11 settembre: le immagini più (o meno) creative

Il meglio e il peggio delle immagini usate per affissioni ed annunci stampa ispirati all'11 settembre

Oggi ricorre il decimo anniversario della tragedia del World Trade Center di New York. E dopo ben dieci anni è ancora un tema caldo, e diciamocelo, anche un po’ tabù per l’industria pubblicitaria. Ciò non toglie che qualcuno l’abbia utilizzato, perchè in ogni caso veicola un messaggio molto forte, legato ad emozioni molto forti (e anche molto condivisibili).

Abbiamo voluto fare una selezione delle campagne visive incentrate sull’11 settembre: alcune molto ben riuscite e comunicative, altre di cattivo gusto e dall’art direction/copy discutibile.

Cominciamo proprio da una delle più discusse. Il WWF ci ricorda che lo tsunami ha causato vittime cento volte maggiori dell’11 settembre. Non sarà andata troppo a genio ai newyorkesi, però devo dire che il copy è forte e l’art non è male.

Questa forse è la peggiore di tutte. La rivista HUMO utilizza il pretesto per comunicare i suoi contenuti forti dicendo che “leggere HUMO può avere serie conseguenze”. La trovo di cattivo gusto e fuori luogo, sarebbe stata da top horror.

CoBis ci ricorda che la sicurezza del nostro computer non si deve dare per scontata. Bello il concept visivo, abbastanza discutibile il resto. Accettabile.

Pessima a dir poco la tedesca Finansbank, che a suo dire involontariamente richiama il disastro per illustrare la velocità di crescita dei profitti dei suoi fondi di investimento sull’immobiliare. Almeno hanno usato un dirigibile e non un aereo…

Lego non si esime e ci invita alla ricostruzione, allontanandosi dalla simpatia e la spensieratezza dei suoi prodotti in favore di un’atmosfera più cupa (giustamente, direi).
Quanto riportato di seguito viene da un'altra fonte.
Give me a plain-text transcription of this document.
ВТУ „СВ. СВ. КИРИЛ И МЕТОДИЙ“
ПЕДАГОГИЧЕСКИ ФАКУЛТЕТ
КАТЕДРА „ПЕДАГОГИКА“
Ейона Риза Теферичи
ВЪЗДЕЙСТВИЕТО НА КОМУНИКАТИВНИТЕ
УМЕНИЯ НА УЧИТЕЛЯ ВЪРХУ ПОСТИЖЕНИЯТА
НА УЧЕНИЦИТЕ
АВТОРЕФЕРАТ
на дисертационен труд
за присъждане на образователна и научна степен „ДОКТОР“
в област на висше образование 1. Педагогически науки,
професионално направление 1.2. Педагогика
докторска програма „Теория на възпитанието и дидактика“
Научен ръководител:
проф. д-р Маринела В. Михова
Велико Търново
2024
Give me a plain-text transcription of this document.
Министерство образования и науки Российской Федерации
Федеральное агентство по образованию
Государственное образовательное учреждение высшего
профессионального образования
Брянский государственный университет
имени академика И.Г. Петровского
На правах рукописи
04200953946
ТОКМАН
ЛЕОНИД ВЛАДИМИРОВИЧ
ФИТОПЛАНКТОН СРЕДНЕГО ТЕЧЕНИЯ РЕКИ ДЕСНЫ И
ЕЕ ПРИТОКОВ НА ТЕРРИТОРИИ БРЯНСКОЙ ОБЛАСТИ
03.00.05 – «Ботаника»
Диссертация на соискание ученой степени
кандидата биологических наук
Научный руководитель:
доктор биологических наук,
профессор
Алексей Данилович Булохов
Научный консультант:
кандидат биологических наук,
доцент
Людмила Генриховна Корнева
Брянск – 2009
Il messaggio può sembrare un po’ ambiguo, ma mi piace interpretarlo dal lato positivo.

Molto elaborata questa edizione speciale di colla che dice “recupera i tuoi tesori”. Se non sbaglio è andata anche a Cannes qualche anno fa. Messaggio forse troppo sottile e “barocco”, non mi ispira granchè.

La fondazione ambientalista dedicata a Nicolas Hulot afferma che “per la natura, ogni giorno è l’11 settembre”. Anche qui, tra tanti modi per rappresentare il pericolo di distruzione imminente si è scelto di usare il paragone con la tragedia delle Twin Towers. Discutibile ma efficace.

Infine, la mia preferita. Proprio in occasione del decimo anniversario, un’immagine bellissima dello skyline di New York che riflette nell’acqua la stessa immagine riportata indietro di 10 anni. Invita anche noi a riflettere, e secondo me è un capolavoro.